Zeitgleich mit der Enquete lief die Eurokrise, die Energiewende oder die Debatte über das neue Abfallgesetz – alles Ihre Themen. Berührungspunkte gab es nicht. Haben Sie im Elfenbeinturm diskutiert?

Brand: Es war Konsens in der Enquete, sich aus der Tagespolitik rauszuhalten. Das war ein Problem. Zum Glück haben wir am Ende wenigstens einmal zur Finanzkrise Stellung bezogen.

Kolbe: Es gab so viele tagespolitische Debatten, die die Enquete gelähmt hätten, wenn wir uns reingewagt hätten. Wir wären gar nicht mehr zur Arbeit an den langfristig gültigen Grundlagen gekommen. Wir haben unsere Ergebnisse in die Fraktion getragen, etwa die Bezahlbarkeit der Energiekosten der privaten Haushalte.
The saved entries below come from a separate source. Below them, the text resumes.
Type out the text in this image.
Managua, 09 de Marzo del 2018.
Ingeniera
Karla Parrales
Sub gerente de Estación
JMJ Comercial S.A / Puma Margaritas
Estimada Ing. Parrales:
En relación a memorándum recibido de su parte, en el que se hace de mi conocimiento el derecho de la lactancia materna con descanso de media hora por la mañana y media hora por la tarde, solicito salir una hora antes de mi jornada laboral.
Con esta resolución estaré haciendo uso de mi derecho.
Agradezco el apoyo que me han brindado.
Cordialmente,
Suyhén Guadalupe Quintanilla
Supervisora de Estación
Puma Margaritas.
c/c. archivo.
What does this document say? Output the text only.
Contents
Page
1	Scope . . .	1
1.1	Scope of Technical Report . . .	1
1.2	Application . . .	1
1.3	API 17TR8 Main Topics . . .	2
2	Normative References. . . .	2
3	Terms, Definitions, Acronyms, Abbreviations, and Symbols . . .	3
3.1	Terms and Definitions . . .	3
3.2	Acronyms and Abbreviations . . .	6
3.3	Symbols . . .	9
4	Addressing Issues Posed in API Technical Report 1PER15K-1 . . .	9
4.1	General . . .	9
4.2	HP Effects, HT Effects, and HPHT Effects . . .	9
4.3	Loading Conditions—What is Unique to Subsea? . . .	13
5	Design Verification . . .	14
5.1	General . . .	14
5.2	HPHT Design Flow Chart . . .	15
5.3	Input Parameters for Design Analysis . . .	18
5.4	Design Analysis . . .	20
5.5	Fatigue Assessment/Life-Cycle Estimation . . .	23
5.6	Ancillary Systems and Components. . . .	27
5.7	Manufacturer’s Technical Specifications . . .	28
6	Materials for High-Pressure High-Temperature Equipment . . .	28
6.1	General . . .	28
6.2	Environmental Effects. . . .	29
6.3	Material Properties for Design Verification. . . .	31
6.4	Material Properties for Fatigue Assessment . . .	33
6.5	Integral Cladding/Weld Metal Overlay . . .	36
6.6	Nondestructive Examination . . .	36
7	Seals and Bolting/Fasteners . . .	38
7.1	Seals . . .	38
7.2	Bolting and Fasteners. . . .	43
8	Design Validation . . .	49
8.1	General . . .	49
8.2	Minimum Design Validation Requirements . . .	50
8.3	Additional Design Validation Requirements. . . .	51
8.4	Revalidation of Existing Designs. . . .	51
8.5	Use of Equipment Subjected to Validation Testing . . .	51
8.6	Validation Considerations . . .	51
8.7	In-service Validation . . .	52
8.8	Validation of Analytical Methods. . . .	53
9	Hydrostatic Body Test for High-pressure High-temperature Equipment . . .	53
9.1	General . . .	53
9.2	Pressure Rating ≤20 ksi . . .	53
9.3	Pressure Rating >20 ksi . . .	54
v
Da treffen sich ökologische und soziale Fragen.

Matthias Zimmer von der CDU schlägt vor, die Kommission in der nächsten Wahlperiode weiterzuführen. Sind Sie dabei?

Brand: Dann müsste das Thema lauten: Was sind heute die Grundlagen von nachhaltiger Politik? Wie soll Politik agieren, was sind die Instrumente in Zeiten von Globalisierung und Europäisierung?

Kolbe: Eine weitere Enquete wäre sicher sinnvoll, allerdings mit einem genaueren Einsetzungsbeschluss. Der Auftrag dürfte nicht wieder lauten: Rettet mal kurz die Welt, sondern er müsste präzise Felder benennen.